Other business magnates from Murang’a are former Nairobi Institute of Business and Technical Studies chief executive officer Liz Wanyoike and the late Chris Kirubi as well as media mogul Samuel Kamau (SK) Macharia.


Murang'a

Murang'a Governor Irungu Kangata (second left, front), President William Ruto (front, centre) and other attendees at the Murang’a County International Investment Conference on June 13, 2025.

Photo credit: Pool

Mr Munga has been committed  in his efforts to uplift the county by investing in horticulture, education, tea and concrete poles. This has provided job opportunities for Murang’a residents.

During a Mt Kenya Foundation meeting held in Kandara on June 17, 2022, Mr Munga said there was need for the county government to embrace private sector investment to drive value addition, employment and wealth creation.

"Our prayer all along is for a county leadership that will give the private sector ideal incentives so as to make the area a friendly investment hub. We now have an enhanced opportunity of salvaging our youths from self-destruction by keeping them busy," Mr Munga told Daily Nation.
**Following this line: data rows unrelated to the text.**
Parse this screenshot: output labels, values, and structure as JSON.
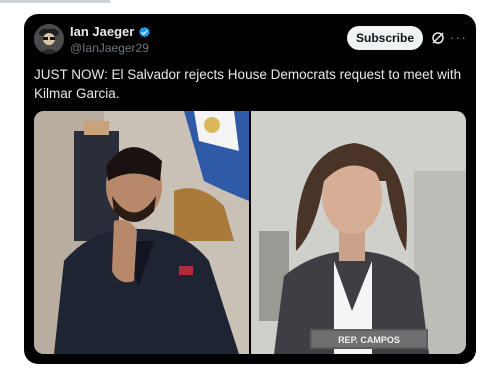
{
  "post": {
    "author_name": "Ian Jaeger",
    "author_handle": "@IanJaeger29",
    "subscribe_label": "Subscribe",
    "more_label": "···",
    "text": "JUST NOW: El Salvador rejects House Democrats request to meet with Kilmar Garcia.",
    "verified_icon": "verified-badge-icon",
    "grok_icon": "grok-icon"
  },
  "media": {
    "nameplate_text": "REP. CAMPOS"
  },
  "colors": {
    "card_background": "#000000",
    "primary_text": "#e7e9ea",
    "secondary_text": "#71767b",
    "verified_blue": "#1d9bf0",
    "subscribe_bg": "#eff3f4"
  }
}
Rwathia Distributors Company Economic Director Kanene Kabiru said the reluctance of Murang’a billionaires to invest locally has denied the region massive benefits in employment and wealth creation.
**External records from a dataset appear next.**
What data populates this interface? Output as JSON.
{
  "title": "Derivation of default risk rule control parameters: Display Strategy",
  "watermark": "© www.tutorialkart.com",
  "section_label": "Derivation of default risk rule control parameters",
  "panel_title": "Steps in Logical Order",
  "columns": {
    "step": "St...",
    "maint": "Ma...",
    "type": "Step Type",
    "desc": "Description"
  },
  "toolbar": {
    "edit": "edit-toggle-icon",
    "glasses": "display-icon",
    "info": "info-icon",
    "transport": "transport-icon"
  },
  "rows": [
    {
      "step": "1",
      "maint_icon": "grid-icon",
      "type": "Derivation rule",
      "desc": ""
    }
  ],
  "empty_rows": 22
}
The result, Mr Kabiru argued, is a region dominated by people forced into survivalist ventures that perpetuate poverty.

“But thanks to this investment conference, there is new hope. Murang’a is poor today because its pioneers didn’t return to develop their rural economy. We are now united to correct that through contract farming and the introduction of safe, affordable and high-quality liquor brands,” he said.
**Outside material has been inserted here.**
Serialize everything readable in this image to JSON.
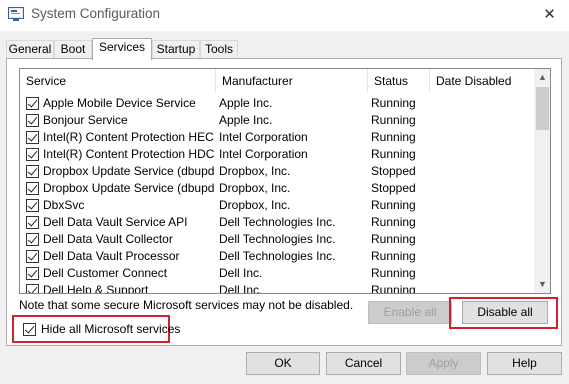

County department heads have lauded the governor’s plan as a practical application of the bottom-up economic model.

“We have been briefed on the strategic plan aimed at generating investments and jobs through rapid industrialisation. Murang’a is on track to meet the Vision 2030 goals by 2029,” said Youth Affairs Chief Executive Officer Noah Gachucha.

Mr Gachucha said that the county’s Public-Private Partnerships are expected to create more than 300,000 jobs for the youth by 2030. 

Murang’a’s nine sub-counties; Gatanga, Ithanga, Maragua, Kandara, Kigumo, Kiharu, Kahuro, Kangema and Mathioya have been clustered based on their economic strengths in readiness for investment opportunities.

Mr Gachucha has also called on the national government to ensure equitable distribution of development projects across all wards regardless of political affiliation.

“We’ve seen some MPs directing projects only to their strongholds while ignoring opposition zones. That must stop,” he said.

Health Chief Officer Eliud Maina said that Murang’a town is being positioned to attain city status by 2032 through strategic engagement with both local and foreign investors.

“As a county we are aiming to transform Murang’a into a middle-income devolved unit by tapping into its underutilised and virgin economic sectors,” he said.

Murang’a town was originally known as Mbiri, it was then renamed Fort Smith by colonial administrators in 1895, before being called Fort Hall. After independence, residents reclaimed the name Murang’a.

By the 1980s, the region was lending millions of shillings in surplus coffee farming earnings to the National Treasury. However, economic fortunes dipped due to alcoholism, poor policies, land fragmentation and crises like the Covid-19 pandemic.

Murang’a Senator Joe Nyutu pledged support for industrialisation in the county. He promised to lobby for national resources and favourable policies.

“Our county headquarters lacks the economic infrastructure to support sustainable livelihoods. We must reintroduce manufacturing to stop youth migration and boost local employment. Most available jobs here are hawking, boda boda riding, alcohol serving and casual labour. We must create a broader base of opportunities,” Mr Nyutu added.

The senator also backed efforts to establish industrial parks across the county.

Former Ichagaki MCA Charles Mwangi urged the local media to hold leaders accountable particularly those who criticise youth for crime without creating job opportunities.